Bertinotti, nel dibattito coordinato da Rina Gagliardi, risponde proponendo uno slittamento concettuale radicale nella concezione del governo. «Io – esordisce riprendendo alla lettera quanto già affermato sia da Rinaldini che da Rossanda – concordo in pieno sul fatto che ci siano due passaggi diversi e non sovrapponibili, da un lato la necessità di costruire una sinistra di alternativa e un movimento operaio moderno, dall’altra quella di battere Berlusconi. Il problema, diciamocelo, è proprio questo: il passaggio di governo. E allora io non credo che andare al governo sia il compito principale di un partito, si possono praticare il governo o l’opposizione a seconda delle fasi, e il governo può essere, come in questo caso, una necessità«. «Se non ci fossero Bush e Berlusconi – avverte il segretario del Prc – le cose sarebbero diverse, ma bisogna iniziare a pensare al governo non più come architrave del cambiamento, la nostra concezione non può essere quella che si esprimeva nello slogan degli anni `70: ‘E’ ora di cambiare, il Pci deve governare’, nel concreto questo significa porre l’autonomia e la democrazia come punto essenziale del programma d’opposizione. Sappiamo tutti che nelle fasi del governo di centrosinistra il sindacato aveva goduto di scarsissima autonomia, questo rapporto va ora capovolto e invertito».

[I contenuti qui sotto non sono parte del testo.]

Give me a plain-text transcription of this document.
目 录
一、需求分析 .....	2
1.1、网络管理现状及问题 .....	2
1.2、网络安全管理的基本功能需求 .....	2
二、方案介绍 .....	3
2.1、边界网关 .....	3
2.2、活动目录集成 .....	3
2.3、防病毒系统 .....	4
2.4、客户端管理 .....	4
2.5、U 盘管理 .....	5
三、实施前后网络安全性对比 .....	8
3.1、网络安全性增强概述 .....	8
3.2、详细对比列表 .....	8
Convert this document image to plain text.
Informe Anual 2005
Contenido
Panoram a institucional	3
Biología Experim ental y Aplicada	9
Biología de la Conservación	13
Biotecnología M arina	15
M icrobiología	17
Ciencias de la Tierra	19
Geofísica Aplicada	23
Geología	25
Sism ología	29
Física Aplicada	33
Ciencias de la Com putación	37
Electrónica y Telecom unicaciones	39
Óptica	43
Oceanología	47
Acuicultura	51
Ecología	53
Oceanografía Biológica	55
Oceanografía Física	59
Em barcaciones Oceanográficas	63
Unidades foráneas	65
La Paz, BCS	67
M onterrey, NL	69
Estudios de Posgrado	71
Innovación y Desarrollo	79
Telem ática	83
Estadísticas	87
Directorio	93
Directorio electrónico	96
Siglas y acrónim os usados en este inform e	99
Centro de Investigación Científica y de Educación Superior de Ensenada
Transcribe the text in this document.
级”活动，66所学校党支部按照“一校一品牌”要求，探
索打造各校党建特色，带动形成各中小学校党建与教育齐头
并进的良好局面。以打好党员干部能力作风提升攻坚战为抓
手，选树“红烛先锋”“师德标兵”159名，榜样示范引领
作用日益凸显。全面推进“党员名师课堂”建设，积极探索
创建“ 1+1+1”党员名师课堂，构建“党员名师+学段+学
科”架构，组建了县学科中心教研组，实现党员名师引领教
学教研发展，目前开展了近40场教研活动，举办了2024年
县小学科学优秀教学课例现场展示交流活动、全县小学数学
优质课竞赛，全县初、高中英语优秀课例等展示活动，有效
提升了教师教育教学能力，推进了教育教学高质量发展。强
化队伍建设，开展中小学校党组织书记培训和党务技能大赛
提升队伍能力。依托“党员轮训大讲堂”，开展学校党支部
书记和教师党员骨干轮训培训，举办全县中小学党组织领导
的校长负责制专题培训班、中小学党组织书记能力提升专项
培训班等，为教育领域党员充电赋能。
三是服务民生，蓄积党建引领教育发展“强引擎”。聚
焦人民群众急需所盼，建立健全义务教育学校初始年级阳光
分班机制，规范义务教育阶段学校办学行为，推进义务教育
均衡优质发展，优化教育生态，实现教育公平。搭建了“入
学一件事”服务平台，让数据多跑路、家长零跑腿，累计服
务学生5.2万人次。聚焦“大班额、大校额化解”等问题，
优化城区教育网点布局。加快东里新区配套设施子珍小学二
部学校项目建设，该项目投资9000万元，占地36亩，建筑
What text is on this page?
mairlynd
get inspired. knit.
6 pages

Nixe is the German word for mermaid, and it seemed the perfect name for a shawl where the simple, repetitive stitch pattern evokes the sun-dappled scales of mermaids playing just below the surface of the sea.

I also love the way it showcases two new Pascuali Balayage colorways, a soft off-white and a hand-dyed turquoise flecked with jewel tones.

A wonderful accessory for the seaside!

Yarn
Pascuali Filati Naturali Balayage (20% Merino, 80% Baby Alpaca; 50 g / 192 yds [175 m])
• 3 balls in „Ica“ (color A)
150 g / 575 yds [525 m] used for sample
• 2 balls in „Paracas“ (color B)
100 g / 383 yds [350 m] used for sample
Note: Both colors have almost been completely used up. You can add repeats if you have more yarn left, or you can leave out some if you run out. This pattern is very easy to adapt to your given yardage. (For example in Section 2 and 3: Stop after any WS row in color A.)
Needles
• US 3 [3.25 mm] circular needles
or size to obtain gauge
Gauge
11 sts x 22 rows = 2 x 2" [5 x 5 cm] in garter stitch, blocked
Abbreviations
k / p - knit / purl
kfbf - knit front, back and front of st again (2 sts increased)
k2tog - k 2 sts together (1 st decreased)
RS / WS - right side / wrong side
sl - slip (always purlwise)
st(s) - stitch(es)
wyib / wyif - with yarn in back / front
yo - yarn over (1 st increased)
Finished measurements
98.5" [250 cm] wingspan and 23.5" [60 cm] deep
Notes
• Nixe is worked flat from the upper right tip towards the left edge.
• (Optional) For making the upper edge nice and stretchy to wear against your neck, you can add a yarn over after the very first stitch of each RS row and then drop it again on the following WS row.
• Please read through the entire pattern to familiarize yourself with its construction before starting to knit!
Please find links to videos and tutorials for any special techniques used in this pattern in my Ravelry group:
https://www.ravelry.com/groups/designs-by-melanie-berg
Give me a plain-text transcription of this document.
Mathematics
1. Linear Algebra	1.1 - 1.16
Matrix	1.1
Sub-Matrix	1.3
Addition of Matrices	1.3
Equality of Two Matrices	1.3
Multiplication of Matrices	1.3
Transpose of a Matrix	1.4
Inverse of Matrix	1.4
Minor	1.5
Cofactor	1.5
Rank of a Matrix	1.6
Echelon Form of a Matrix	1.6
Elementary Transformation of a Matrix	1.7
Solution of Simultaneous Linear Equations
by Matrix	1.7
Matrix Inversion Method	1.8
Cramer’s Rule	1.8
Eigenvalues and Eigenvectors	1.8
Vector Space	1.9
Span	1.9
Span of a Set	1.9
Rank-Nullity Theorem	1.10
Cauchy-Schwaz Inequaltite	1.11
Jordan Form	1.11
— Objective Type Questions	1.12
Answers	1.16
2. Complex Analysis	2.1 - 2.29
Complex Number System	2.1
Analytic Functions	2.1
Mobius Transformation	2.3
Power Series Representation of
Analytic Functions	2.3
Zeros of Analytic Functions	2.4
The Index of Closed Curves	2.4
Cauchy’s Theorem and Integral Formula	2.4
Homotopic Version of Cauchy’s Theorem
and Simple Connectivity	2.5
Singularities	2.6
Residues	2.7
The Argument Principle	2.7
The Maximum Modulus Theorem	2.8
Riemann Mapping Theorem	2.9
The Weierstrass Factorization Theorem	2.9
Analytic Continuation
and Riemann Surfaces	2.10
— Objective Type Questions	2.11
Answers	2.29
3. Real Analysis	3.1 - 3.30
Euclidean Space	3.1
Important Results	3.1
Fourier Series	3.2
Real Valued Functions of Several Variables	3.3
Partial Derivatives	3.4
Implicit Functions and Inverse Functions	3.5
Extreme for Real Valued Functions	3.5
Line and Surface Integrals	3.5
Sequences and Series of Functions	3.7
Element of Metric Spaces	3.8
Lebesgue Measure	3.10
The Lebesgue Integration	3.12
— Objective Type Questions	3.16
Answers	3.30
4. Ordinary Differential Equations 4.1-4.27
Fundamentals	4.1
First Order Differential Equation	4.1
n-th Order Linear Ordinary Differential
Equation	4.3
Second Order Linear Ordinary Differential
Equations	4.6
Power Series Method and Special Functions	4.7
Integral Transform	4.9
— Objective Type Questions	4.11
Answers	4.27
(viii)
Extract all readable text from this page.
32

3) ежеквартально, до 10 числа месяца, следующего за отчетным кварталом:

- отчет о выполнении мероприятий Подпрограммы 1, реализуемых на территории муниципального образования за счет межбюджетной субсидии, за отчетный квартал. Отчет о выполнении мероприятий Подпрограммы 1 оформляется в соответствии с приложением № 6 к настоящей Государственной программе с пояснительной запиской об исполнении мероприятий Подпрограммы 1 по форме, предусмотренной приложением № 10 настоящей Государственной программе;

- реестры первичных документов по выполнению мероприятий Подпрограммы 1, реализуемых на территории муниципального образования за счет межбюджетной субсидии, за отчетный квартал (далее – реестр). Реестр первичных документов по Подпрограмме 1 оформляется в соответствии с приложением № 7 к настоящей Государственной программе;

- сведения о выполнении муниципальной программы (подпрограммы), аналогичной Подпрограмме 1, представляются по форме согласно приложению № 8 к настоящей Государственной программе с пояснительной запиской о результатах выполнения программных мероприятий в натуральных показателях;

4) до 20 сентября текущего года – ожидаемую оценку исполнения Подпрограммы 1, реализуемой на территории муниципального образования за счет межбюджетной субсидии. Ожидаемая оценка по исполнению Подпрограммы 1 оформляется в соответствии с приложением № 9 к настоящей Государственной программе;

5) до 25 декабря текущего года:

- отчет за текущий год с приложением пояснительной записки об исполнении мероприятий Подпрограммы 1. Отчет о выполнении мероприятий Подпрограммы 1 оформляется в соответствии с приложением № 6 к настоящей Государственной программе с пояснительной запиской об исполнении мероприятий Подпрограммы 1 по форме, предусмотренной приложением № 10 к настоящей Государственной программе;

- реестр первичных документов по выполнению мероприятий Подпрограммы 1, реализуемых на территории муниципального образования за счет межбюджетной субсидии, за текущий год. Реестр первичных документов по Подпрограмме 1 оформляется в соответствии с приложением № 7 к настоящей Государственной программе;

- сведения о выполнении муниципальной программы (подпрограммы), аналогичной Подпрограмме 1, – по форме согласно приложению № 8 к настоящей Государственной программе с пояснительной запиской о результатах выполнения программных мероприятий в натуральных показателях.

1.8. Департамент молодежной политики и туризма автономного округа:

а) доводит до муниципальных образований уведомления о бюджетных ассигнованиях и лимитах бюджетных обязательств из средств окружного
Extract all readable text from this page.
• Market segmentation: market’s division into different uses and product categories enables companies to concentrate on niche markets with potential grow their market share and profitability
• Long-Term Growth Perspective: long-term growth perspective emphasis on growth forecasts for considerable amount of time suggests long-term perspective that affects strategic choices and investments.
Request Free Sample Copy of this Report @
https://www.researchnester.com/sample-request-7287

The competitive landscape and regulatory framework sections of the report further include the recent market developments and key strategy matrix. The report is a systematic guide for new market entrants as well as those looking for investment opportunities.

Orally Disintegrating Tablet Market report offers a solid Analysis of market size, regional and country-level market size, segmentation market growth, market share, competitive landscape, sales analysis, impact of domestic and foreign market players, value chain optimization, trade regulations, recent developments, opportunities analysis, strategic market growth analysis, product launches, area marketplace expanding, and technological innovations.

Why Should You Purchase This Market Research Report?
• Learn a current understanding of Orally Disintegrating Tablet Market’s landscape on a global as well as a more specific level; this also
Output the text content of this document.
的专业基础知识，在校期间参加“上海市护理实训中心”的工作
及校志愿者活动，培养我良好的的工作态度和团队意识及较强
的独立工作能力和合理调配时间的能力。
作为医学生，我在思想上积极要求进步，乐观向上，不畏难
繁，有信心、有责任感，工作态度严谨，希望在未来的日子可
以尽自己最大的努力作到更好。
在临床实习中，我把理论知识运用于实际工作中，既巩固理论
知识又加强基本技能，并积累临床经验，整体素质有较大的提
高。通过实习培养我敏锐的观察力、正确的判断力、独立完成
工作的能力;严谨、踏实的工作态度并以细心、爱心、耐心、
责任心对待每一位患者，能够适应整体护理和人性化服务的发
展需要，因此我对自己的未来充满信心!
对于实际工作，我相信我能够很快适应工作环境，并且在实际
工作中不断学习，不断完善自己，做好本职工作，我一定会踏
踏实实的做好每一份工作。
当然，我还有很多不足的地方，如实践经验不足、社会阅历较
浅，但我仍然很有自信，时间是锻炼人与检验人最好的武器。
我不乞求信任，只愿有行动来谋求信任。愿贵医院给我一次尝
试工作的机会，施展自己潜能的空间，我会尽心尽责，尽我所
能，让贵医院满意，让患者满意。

Al tema del dibattito sulla sinistra di alternativa, l’incontro clou della festa di Liberazione di Roma, i tre interlocutori sono arrivati tardi. Pesava troppo lo spettro della tragedia irachena per poterlo derubricare a faccenda da affrontare in un secondo tempo. E anche in questo caso qualche dissenso sul palco e in platea si avverte nettamente, anche se tutti sgombrano subito il campo dalle illazioni e accuse di bassa lega che sono volate in questi giorni. «Io – dice Rossanda – sono d’accordo con il non aver posto la questione del ritiro delle truppe in primo piano per cercare di fare qualcosa per la salvezza delle sequestrate, ma il punto è proprio questo, qualcosa bisognava pur chiedere. Il governo invece non ha fatto assolutamente niente».

Più drastico Rinaldini, che esordisce sottolineando che guerra e terrorismo formano «un sistema barbarico che è nemico mortale del movimento pacifista ma dal ritiro delle truppe non si può prescindere e non si può accettare che chi lo chiede venga dipinto come un amico dei terroristi, anche questo sarebbe sottostare al ricatto del terrorismo». «Noi – risponde Bertinotti – non abbiamo mai smesso di chiedere il ritiro delle truppe, ma se io lo chiedo e il governo mi risponde di no finisco per fare un favore proprio ai terroristi. Allora dico: trattate, salvatele, chiedete la sospensione dei bombardamenti a nome dell’Italia, a nome dell’Europa, questo sì che lo potete fare».

Ma non c’è stato solo questo nel lungo e intenso dibattito di ieri sera, inevitabilmente la polemica è tornata sulla rottura con il governo Prodi del `98. «Vorrei ricordare a tutti – è sbottato sarcastico il segretario di Rifondazione – che nonostante la sua vocazione moderata e governista il Prc ha rotto con la giunta regionale con la quale era più d’accordo, quella campana, su Acerra».

Altrettanto frequenti, e concordi, i richiami all’omogeneità piena che si registra in Italia tra attacco ai diritti dei lavoratori e demolizione della Costituzione e, nel mondo, tra l’ideologia della guerra preventiva permanente e l’arrembaggio neoliberista. Alla fine, per una volta, la sensazione è che sia stato fatto un passo avanti sulla strada di un chiarimento politico.